What price income protection? Or the cost of an annuity

In Financial competency, Financial planning, Investments on 02/12/2009 at 11:09 am

I was reading an article describing how much a 21-year old and  a 40-year-old man or woman would require to set aside to get an annual income equivalent to the median annual earnings in the UK. (“If you line up all the workers in the UK, from the highest earners and one end to the lowest at the other, and pick the person exactly in the middle – that is the median.”)

Data was provided by an insurer and a fund manager.
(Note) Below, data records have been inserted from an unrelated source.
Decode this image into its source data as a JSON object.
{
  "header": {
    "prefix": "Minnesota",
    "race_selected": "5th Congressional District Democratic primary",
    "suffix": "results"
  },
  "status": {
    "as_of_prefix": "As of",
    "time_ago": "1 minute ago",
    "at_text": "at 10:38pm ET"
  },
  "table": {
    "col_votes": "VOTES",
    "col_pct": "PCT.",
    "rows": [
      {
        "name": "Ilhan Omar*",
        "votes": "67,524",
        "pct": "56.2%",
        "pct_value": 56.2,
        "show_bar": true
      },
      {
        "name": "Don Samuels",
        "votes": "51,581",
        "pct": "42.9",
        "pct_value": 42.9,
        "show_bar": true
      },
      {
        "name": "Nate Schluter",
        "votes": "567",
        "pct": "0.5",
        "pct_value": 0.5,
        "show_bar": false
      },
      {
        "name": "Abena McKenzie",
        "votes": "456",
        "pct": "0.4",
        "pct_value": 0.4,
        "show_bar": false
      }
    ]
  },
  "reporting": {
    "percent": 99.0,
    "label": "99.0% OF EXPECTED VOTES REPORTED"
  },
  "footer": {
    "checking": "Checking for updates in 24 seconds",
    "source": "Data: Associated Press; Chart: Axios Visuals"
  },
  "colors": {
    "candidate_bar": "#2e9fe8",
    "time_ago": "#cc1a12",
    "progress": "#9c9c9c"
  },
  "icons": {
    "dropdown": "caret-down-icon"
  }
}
The insurer calculated on the basis of the lump sum needed to buy a annuity; while the fund manager calculated on the assumption of expected investment returns if a lump sum was invested.
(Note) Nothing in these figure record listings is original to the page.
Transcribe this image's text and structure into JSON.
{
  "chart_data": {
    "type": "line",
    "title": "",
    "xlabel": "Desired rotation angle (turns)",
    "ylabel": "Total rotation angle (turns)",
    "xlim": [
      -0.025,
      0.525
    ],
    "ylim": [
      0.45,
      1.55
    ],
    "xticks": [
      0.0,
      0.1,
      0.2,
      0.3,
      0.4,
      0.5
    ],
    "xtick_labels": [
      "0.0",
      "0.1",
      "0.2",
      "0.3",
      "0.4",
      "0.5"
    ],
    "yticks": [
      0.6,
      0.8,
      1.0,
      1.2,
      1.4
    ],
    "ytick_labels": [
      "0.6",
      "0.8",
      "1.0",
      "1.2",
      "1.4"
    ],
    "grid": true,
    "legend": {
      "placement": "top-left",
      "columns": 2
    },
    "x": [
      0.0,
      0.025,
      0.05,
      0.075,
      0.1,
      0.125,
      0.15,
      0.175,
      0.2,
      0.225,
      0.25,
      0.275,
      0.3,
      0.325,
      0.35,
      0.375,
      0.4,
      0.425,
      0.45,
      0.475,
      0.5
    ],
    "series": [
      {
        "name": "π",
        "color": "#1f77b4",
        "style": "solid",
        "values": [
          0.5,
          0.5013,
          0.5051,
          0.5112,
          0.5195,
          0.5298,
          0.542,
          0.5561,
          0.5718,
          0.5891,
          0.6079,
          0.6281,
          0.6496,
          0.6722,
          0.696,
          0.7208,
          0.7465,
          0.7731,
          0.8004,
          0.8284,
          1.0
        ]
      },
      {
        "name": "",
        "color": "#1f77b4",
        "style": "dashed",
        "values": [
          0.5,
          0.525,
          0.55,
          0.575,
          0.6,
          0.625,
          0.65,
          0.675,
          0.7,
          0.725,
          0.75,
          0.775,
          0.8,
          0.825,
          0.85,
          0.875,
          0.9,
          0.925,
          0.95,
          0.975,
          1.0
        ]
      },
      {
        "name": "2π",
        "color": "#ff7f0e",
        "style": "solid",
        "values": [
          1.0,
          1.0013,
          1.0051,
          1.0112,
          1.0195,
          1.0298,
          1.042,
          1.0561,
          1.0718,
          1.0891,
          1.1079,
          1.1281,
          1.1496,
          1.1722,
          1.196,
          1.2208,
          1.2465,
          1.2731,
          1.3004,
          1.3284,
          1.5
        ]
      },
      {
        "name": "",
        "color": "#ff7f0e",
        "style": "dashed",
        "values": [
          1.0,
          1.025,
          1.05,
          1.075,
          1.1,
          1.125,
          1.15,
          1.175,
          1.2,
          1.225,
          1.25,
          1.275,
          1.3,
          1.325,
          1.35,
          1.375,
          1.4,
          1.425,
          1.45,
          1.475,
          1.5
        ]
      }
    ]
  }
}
I tabulated the numbers in a table and in the last column calculated the differential in percentage terms using “Investment Cost” as the denominator.

Man aged 21 £2,019,117 £807,245 149
Man aged 40 £1,268,780 £659,248 92
Woman aged 21 £1,658,201 £666,076 148
Woman aged 40 £1,069,225 £554,676 95
Assumptions An estimated inflation rate of 3% a year. Take into account tax that would have to be paid. An average annual growth rate of 5% in these investments and inflation of 3%.
Source Canada Life Fidelity International

The differential surprised me. I know, I know: the annuity payments are assured, annual investment returns are not, and can be volatile. The investment principal could be depleted. And yields on long-term government paper, that the insurer would invest in to pay the annuities, are pathetic. But still ….  And BTW an annuity stops paying on death. Investments can be inherited.

And this in a country where the annuity market is very developed. Imagine the premium in Singapore where the annuity market is not as developed as that of the UK.  By any measure, the annuity market here is third world.

FYI, a friend is trying to provide me with local data so that I can localise the comparison. (Update on 14/1/2010, no gd local data to work on.)

Still the above table shows that the price of an assured life-time income is very high.